While it loses some points for failing to confirm vendor confidentiality (that is, promising that their service providers will behave when they have access to your data), BestBuy.com makes up for it by sticking primarily with consumer-friendly third-party trackers like the Google Display Network.

[Also see: Best Times to Go Shopping]

9th Most Respectful: Gap.com
Privacy score: 81

The Gap actually scores worse than Ralph Lauren on the privacy policy end of things, as privacyscore dings the website for apparently holding onto the data of users who cancel their accounts. But it makes up for it with its third-party tracker rating, where it scores 46 out of 50 possible points.

One third-party tracking service, Akamai, shows up on 99% of the website’s pages. But the service gets high marks across the board: It protects user anonymity, gives consumers the option to opt out, retains data for just 12 months, and adheres to the privacy guidelines of both the Network Advertising Initiative and the Digital Advertising Alliance. In other words, the third-party trackers on the Gap.com generally go about their business in a responsible way.

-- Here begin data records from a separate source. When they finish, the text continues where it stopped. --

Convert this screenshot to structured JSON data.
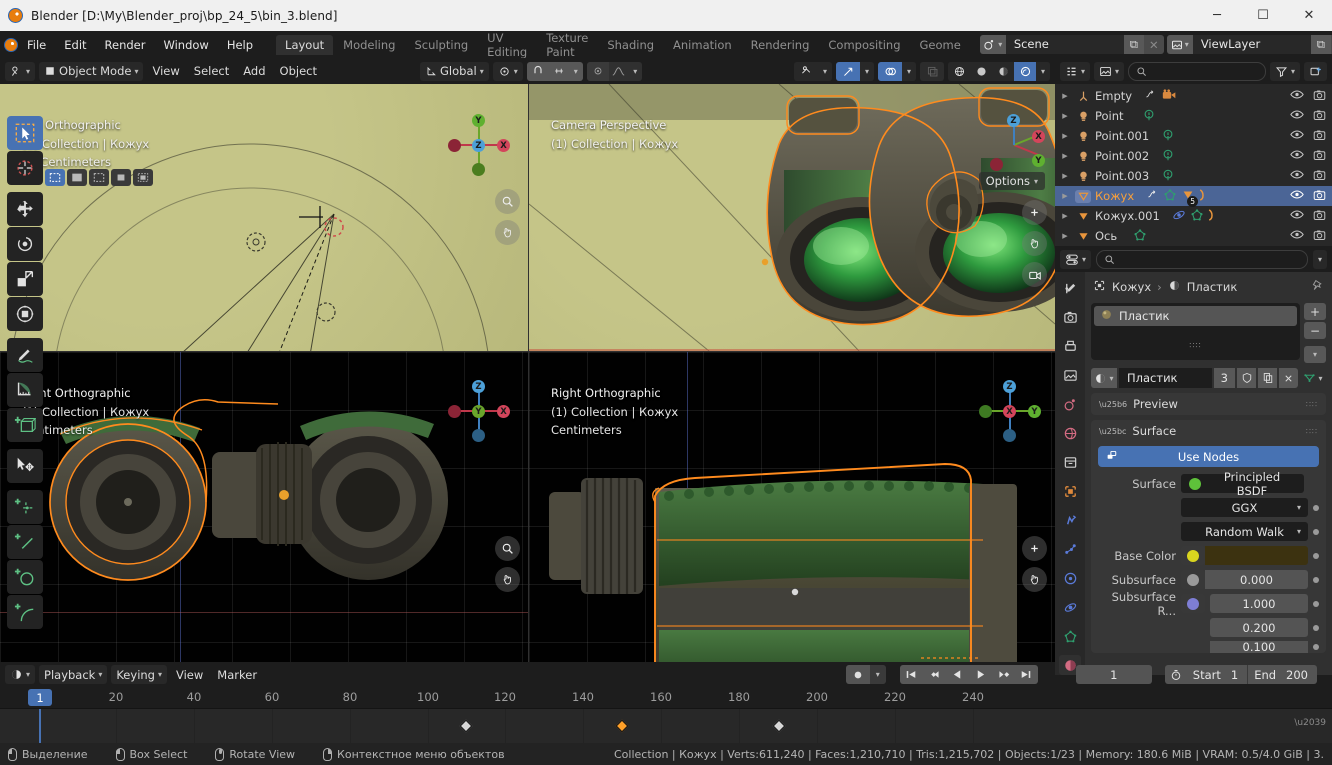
{
  "window": {
    "title": "Blender [D:\\My\\Blender_proj\\bp_24_5\\bin_3.blend]",
    "minimize": "─",
    "maximize": "☐",
    "close": "✕"
  },
  "topbar": {
    "menus": [
      "File",
      "Edit",
      "Render",
      "Window",
      "Help"
    ],
    "workspaces": [
      {
        "label": "Layout",
        "active": true
      },
      {
        "label": "Modeling",
        "active": false
      },
      {
        "label": "Sculpting",
        "active": false
      },
      {
        "label": "UV Editing",
        "active": false
      },
      {
        "label": "Texture Paint",
        "active": false
      },
      {
        "label": "Shading",
        "active": false
      },
      {
        "label": "Animation",
        "active": false
      },
      {
        "label": "Rendering",
        "active": false
      },
      {
        "label": "Compositing",
        "active": false
      },
      {
        "label": "Geome",
        "active": false
      }
    ],
    "scene_name": "Scene",
    "viewlayer_name": "ViewLayer",
    "new_scene_label": "⧉",
    "remove_scene_label": "✕",
    "new_viewlayer_label": "⧉",
    "remove_viewlayer_label": "✕"
  },
  "viewport_header": {
    "mode": "Object Mode",
    "menus": [
      "View",
      "Select",
      "Add",
      "Object"
    ],
    "transform_orientation": "Global",
    "options_label": "Options"
  },
  "toolbar": {
    "tools": [
      {
        "name": "tweak-tool",
        "active": true
      },
      {
        "name": "cursor-tool",
        "active": false
      },
      {
        "name": "move-tool",
        "active": false
      },
      {
        "name": "rotate-tool",
        "active": false
      },
      {
        "name": "scale-tool",
        "active": false
      },
      {
        "name": "transform-tool",
        "active": false
      },
      {
        "name": "annotate-tool",
        "active": false
      },
      {
        "name": "measure-tool",
        "active": false
      },
      {
        "name": "add-cube-tool",
        "active": false
      },
      {
        "name": "tweak-move-tool",
        "active": false
      },
      {
        "name": "add-point-tool",
        "active": false
      },
      {
        "name": "add-line-tool",
        "active": false
      },
      {
        "name": "add-circle-tool",
        "active": false
      },
      {
        "name": "add-arc-tool",
        "active": false
      }
    ]
  },
  "viewports": [
    {
      "id": "top",
      "view_name": "Top Orthographic",
      "collection": "(1) Collection | Кожух",
      "units": "10 Centimeters",
      "axes": [
        "Z",
        "X",
        "Y"
      ]
    },
    {
      "id": "camera",
      "view_name": "Camera Perspective",
      "collection": "(1) Collection | Кожух",
      "units": "",
      "axes": [
        "Z",
        "X",
        "Y"
      ]
    },
    {
      "id": "front",
      "view_name": "Front Orthographic",
      "collection": "(1) Collection | Кожух",
      "units": "Centimeters",
      "axes": [
        "Z",
        "X",
        "Y"
      ]
    },
    {
      "id": "right",
      "view_name": "Right Orthographic",
      "collection": "(1) Collection | Кожух",
      "units": "Centimeters",
      "axes": [
        "Z",
        "X",
        "Y"
      ]
    }
  ],
  "outliner": {
    "search_placeholder": "",
    "items": [
      {
        "name": "Empty",
        "icon": "empty-icon",
        "selected": false,
        "extras": [
          "modifier-icon",
          "camera-data-icon"
        ]
      },
      {
        "name": "Point",
        "icon": "light-icon",
        "selected": false,
        "extras": [
          "light-data-icon"
        ]
      },
      {
        "name": "Point.001",
        "icon": "light-icon",
        "selected": false,
        "extras": [
          "light-data-icon"
        ]
      },
      {
        "name": "Point.002",
        "icon": "light-icon",
        "selected": false,
        "extras": [
          "light-data-icon"
        ]
      },
      {
        "name": "Point.003",
        "icon": "light-icon",
        "selected": false,
        "extras": [
          "light-data-icon"
        ]
      },
      {
        "name": "Кожух",
        "icon": "mesh-icon",
        "selected": true,
        "extras": [
          "modifier-icon",
          "mesh-data-icon",
          "material-count-icon",
          "material-icon"
        ],
        "material_count": "5"
      },
      {
        "name": "Кожух.001",
        "icon": "mesh-icon",
        "selected": false,
        "extras": [
          "physics-icon",
          "mesh-data-icon",
          "material-icon"
        ]
      },
      {
        "name": "Ось",
        "icon": "mesh-icon",
        "selected": false,
        "extras": [
          "mesh-data-icon"
        ]
      }
    ]
  },
  "properties": {
    "search_placeholder": "",
    "breadcrumb": [
      "Кожух",
      "Пластик"
    ],
    "material_slot": "Пластик",
    "material_name": "Пластик",
    "material_users": "3",
    "add_slot_label": "+",
    "remove_slot_label": "−",
    "panels": [
      {
        "label": "Preview",
        "open": false
      },
      {
        "label": "Surface",
        "open": true
      }
    ],
    "use_nodes_label": "Use Nodes",
    "fields": [
      {
        "label": "Surface",
        "value": "Principled BSDF",
        "type": "node",
        "swatch": "#5ec13a"
      },
      {
        "label": "",
        "value": "GGX",
        "type": "dropdown"
      },
      {
        "label": "",
        "value": "Random Walk",
        "type": "dropdown"
      },
      {
        "label": "Base Color",
        "value": "",
        "type": "color",
        "swatch": "#d9d51f",
        "color": "#3c3210"
      },
      {
        "label": "Subsurface",
        "value": "0.000",
        "type": "slider",
        "swatch": "#9a9a9a"
      },
      {
        "label": "Subsurface R...",
        "value": "1.000",
        "type": "slider",
        "swatch": "#7e7ed4"
      },
      {
        "label": "",
        "value": "0.200",
        "type": "slider"
      },
      {
        "label": "",
        "value": "0.100",
        "type": "slider"
      }
    ],
    "tabs": [
      {
        "name": "tool-tab",
        "active": false
      },
      {
        "name": "render-tab",
        "active": false
      },
      {
        "name": "output-tab",
        "active": false
      },
      {
        "name": "view-layer-tab",
        "active": false
      },
      {
        "name": "scene-tab",
        "active": false
      },
      {
        "name": "world-tab",
        "active": false
      },
      {
        "name": "collection-tab",
        "active": false
      },
      {
        "name": "object-tab",
        "active": false
      },
      {
        "name": "modifier-tab",
        "active": false
      },
      {
        "name": "particles-tab",
        "active": false
      },
      {
        "name": "physics-tab",
        "active": false
      },
      {
        "name": "constraints-tab",
        "active": false
      },
      {
        "name": "data-tab",
        "active": false
      },
      {
        "name": "material-tab",
        "active": true
      }
    ]
  },
  "timeline": {
    "menus": [
      "Playback",
      "Keying",
      "View",
      "Marker"
    ],
    "current_frame": "1",
    "start_label": "Start",
    "start_value": "1",
    "end_label": "End",
    "end_value": "200",
    "ruler_ticks": [
      "20",
      "40",
      "60",
      "80",
      "100",
      "120",
      "140",
      "160",
      "180",
      "200",
      "220",
      "240"
    ],
    "keyframes": [
      {
        "frame": 105,
        "selected": false
      },
      {
        "frame": 150,
        "selected": true
      },
      {
        "frame": 190,
        "selected": false
      }
    ]
  },
  "statusbar": {
    "keymap": [
      {
        "label": "Выделение",
        "button": "left"
      },
      {
        "label": "Box Select",
        "button": "left-drag"
      },
      {
        "label": "Rotate View",
        "button": "middle"
      },
      {
        "label": "Контекстное меню объектов",
        "button": "right"
      }
    ],
    "info": "Collection | Кожух | Verts:611,240 | Faces:1,210,710 | Tris:1,215,702 | Objects:1/23 | Memory: 180.6 MiB | VRAM: 0.5/4.0 GiB | 3."
  },
  "colors": {
    "accent": "#4772b3",
    "selected_outline": "#ff8b1e",
    "background": "#303030",
    "header": "#1d1d1d",
    "viewport_khaki": "#c2c282",
    "viewport_dark": "#010101"
  }
}
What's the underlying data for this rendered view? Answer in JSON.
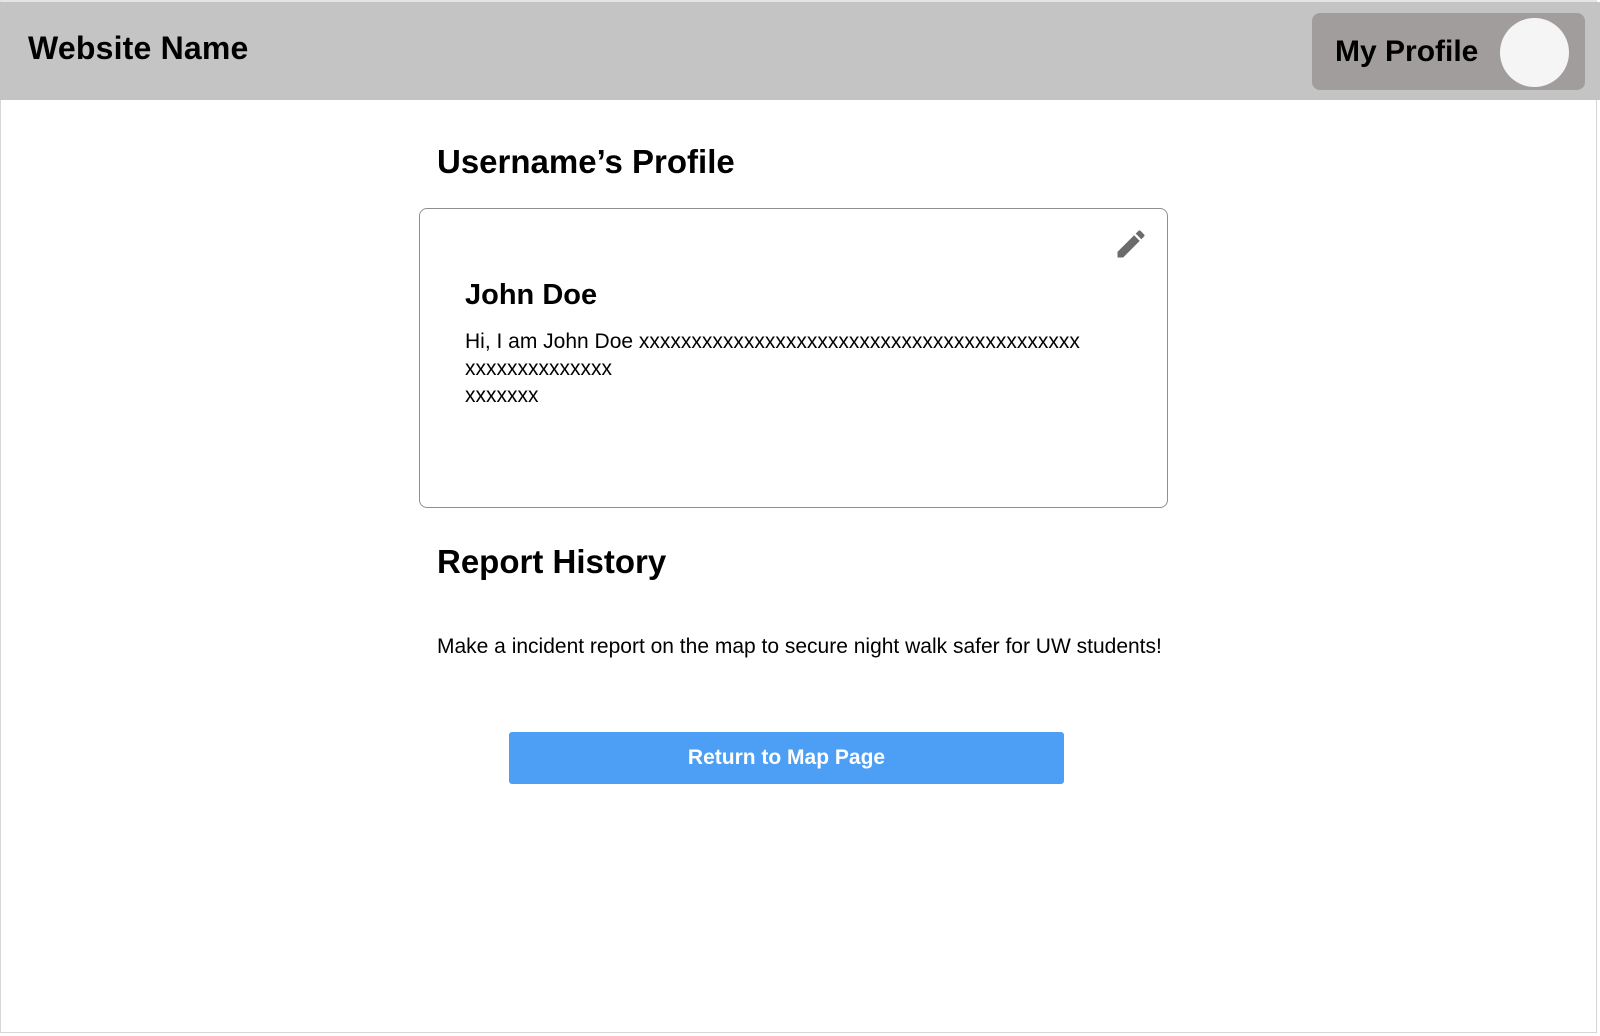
{
  "header": {
    "site_name": "Website Name",
    "profile_label": "My Profile"
  },
  "profile": {
    "title": "Username’s Profile",
    "name": "John Doe",
    "bio": "Hi, I am John Doe xxxxxxxxxxxxxxxxxxxxxxxxxxxxxxxxxxxxxxxxxx\nxxxxxxxxxxxxxx\nxxxxxxx",
    "edit_icon": "pencil-icon"
  },
  "report_history": {
    "title": "Report History",
    "empty_message": "Make a incident report on the map to secure night walk safer for UW students!"
  },
  "actions": {
    "return_label": "Return to Map Page"
  },
  "colors": {
    "header_bg": "#c4c4c4",
    "profile_button_bg": "#a19d9c",
    "avatar_bg": "#f5f5f5",
    "primary_button_bg": "#4d9ff5",
    "card_border": "#8f8f8f",
    "icon_color": "#6b6b6b"
  }
}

10th Most Respectful: RalphLauren.com
Privacy score: 80

RalphLauren.com scores 45 out of 50 possible points on the privacy policy end of the equation. Its only shortcoming on this metric, according to privacyscore, is that its privacy policy does not say that it will notify users in the event of a government data request.

Dishonorable Mention

On the other end of the spectrum were a few online retailers who failed to make the grade when it comes to their privacy and third-party tracking policies. Some of the worst offenders were Brookstone.com (privacy score: 34), with a privacy policy that leaves open the possibility that it will share your personal data with unaffiliated companies, and JCrew.com (privacy score: 31), which gets punished for its use of poorly rated trackers like Baynote and Proclivity. The worst of the worst, though, was Ikea.com (privacy score: 25), which earned zero points for its privacy policy.